Homes and Property

The Queen wins makeover award

It's good news all round for the Queen as her new Facebook page gets the thumbs up, and she wins a prestigious award from the Georgian Group, says Philippa Stockley
Buckingham Palace
The Queen scooped Britain's best "inner-city home" makeover award for restoring the crumbling central courtyard of Buckingham Palace
The Queen is having a good news week: first she joins Facebook and gains 100,000 new friends in two days, then she wins an award.

Buckingham Palace was a heavyweight winner at the eighth annual Georgian Awards this year, for restoration of a building in an urban setting. The inner courtyard, a “disaster” of over-painted and disintegrating French Caen stone, has been stripped and cleaned and can now be enjoyed just as it was by the young Queen Victoria.

Each year, the Georgian Awards are more pertinent, encouraging restoration projects countrywide that recycle old materials, traditional skills, and existing structures. You can’t get greener.

This year, 57 entrants competed in various categories. Entrants included country houses; follies, and an excellent new shopping centre with traditional streets and materials, in Bath, to replace that ugly 1970s eyesore.

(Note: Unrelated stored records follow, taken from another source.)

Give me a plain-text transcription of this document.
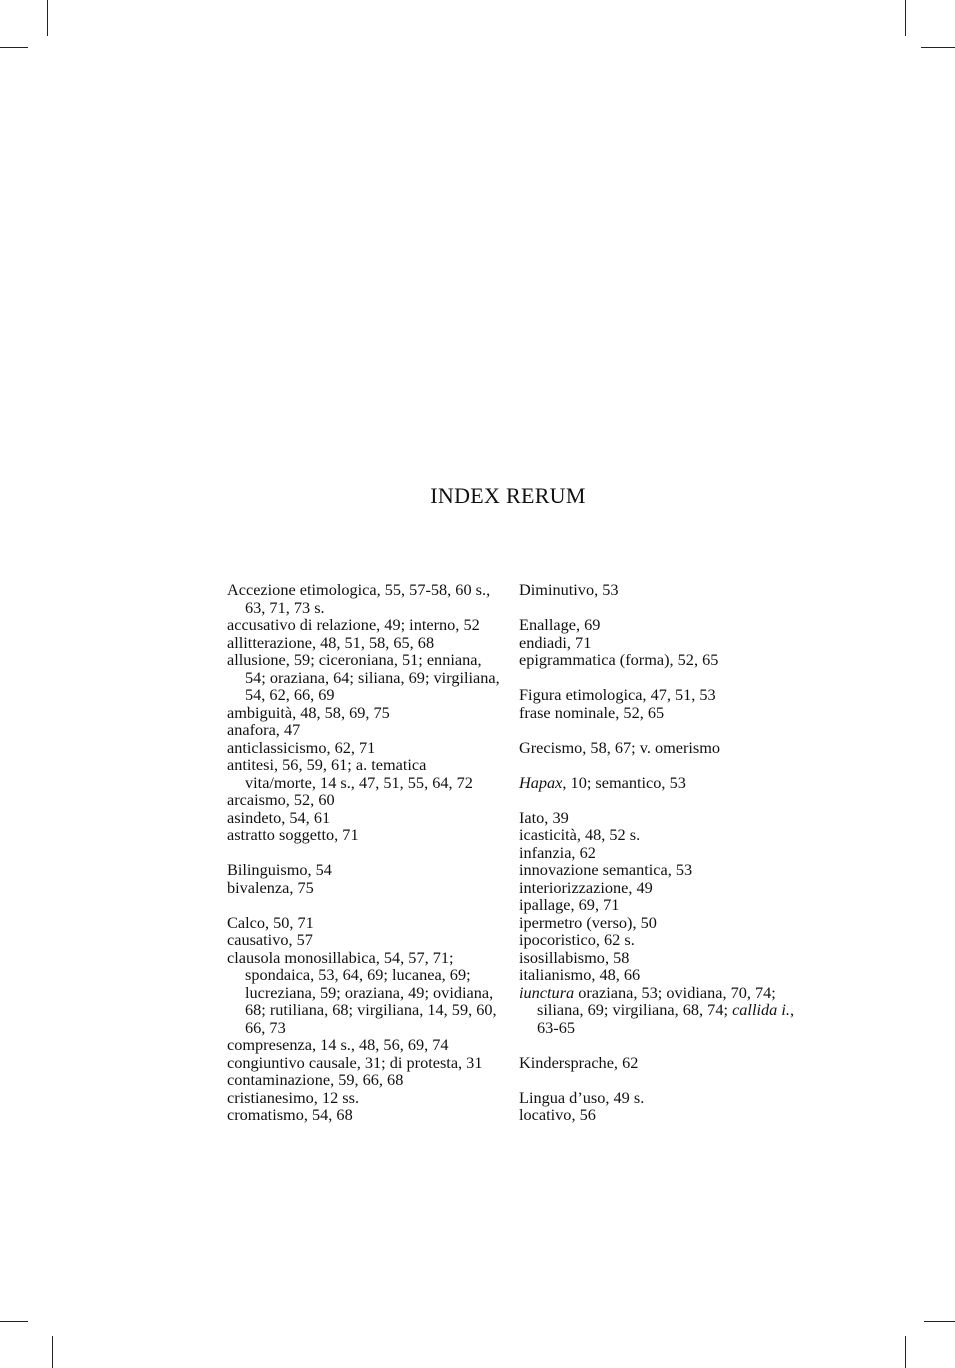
INDEX RERUM

Accezione etimologica, 55, 57-58, 60 s., 63, 71, 73 s.

accusativo di relazione, 49; interno, 52

allitterazione, 48, 51, 58, 65, 68

allusione, 59; ciceroniana, 51; enniana, 54; oraziana, 64; siliana, 69; virgiliana, 54, 62, 66, 69

ambiguità, 48, 58, 69, 75

anafora, 47

anticlassicismo, 62, 71

antitesi, 56, 59, 61; a. tematica vita/morte, 14 s., 47, 51, 55, 64, 72

arcaismo, 52, 60

asindeto, 54, 61

astratto soggetto, 71

Bilinguismo, 54

bivalenza, 75

Calco, 50, 71

causativo, 57

clausola monosillabica, 54, 57, 71; spondaica, 53, 64, 69; lucanea, 69; lucreziana, 59; oraziana, 49; ovidiana, 68; rutiliana, 68; virgiliana, 14, 59, 60, 66, 73

compresenza, 14 s., 48, 56, 69, 74

congiuntivo causale, 31; di protesta, 31

contaminazione, 59, 66, 68

cristianesimo, 12 ss.

cromatismo, 54, 68

Diminutivo, 53

Enallage, 69

endiadi, 71

epigrammatica (forma), 52, 65

Figura etimologica, 47, 51, 53

frase nominale, 52, 65

Grecismo, 58, 67; v. omerismo

Hapax, 10; semantico, 53

Iato, 39

icasticità, 48, 52 s.

infanzia, 62

innovazione semantica, 53

interiorizzazione, 49

ipallage, 69, 71

ipermetro (verso), 50

ipocoristico, 62 s.

isosillabismo, 58

italianismo, 48, 66

iunctura oraziana, 53; ovidiana, 70, 74; siliana, 69; virgiliana, 68, 74; callida i., 63-65

Kindersprache, 62

Lingua d’uso, 49 s.

locativo, 56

In London, at 810 Tottenham High Road, half of the oldest known pair of Georgian townhouses has been restored by architects Butler & Hegarty for the Urban Setting award. The former house had been derelict for 25 years with water pouring through the roof.

Haringay Building Preservation Trust acquired and restored it with £350,000 from English Heritage. Its new leaseholder is Spurs football club, which is committed to help Haringay improve Tottenham High Road in tandem with building a new stadium - the sort of joined-up thinking that can do regenerative wonders.

Architect Tony Butler, of Butler & Hegarty, says an exciting discovery was finding one remaining original window, which was a very early “prototype” for a box-sash-window. The 300-year-old window has been put back into a building that could now provide two homes.

Honorable mention went to the skills used in the spit-and-polish of Monument, including the glorious regilding of the now blazing Orb, by Julian Harrap architects. Put on your sunglasses and make a detour to enjoy the new-look City landmark.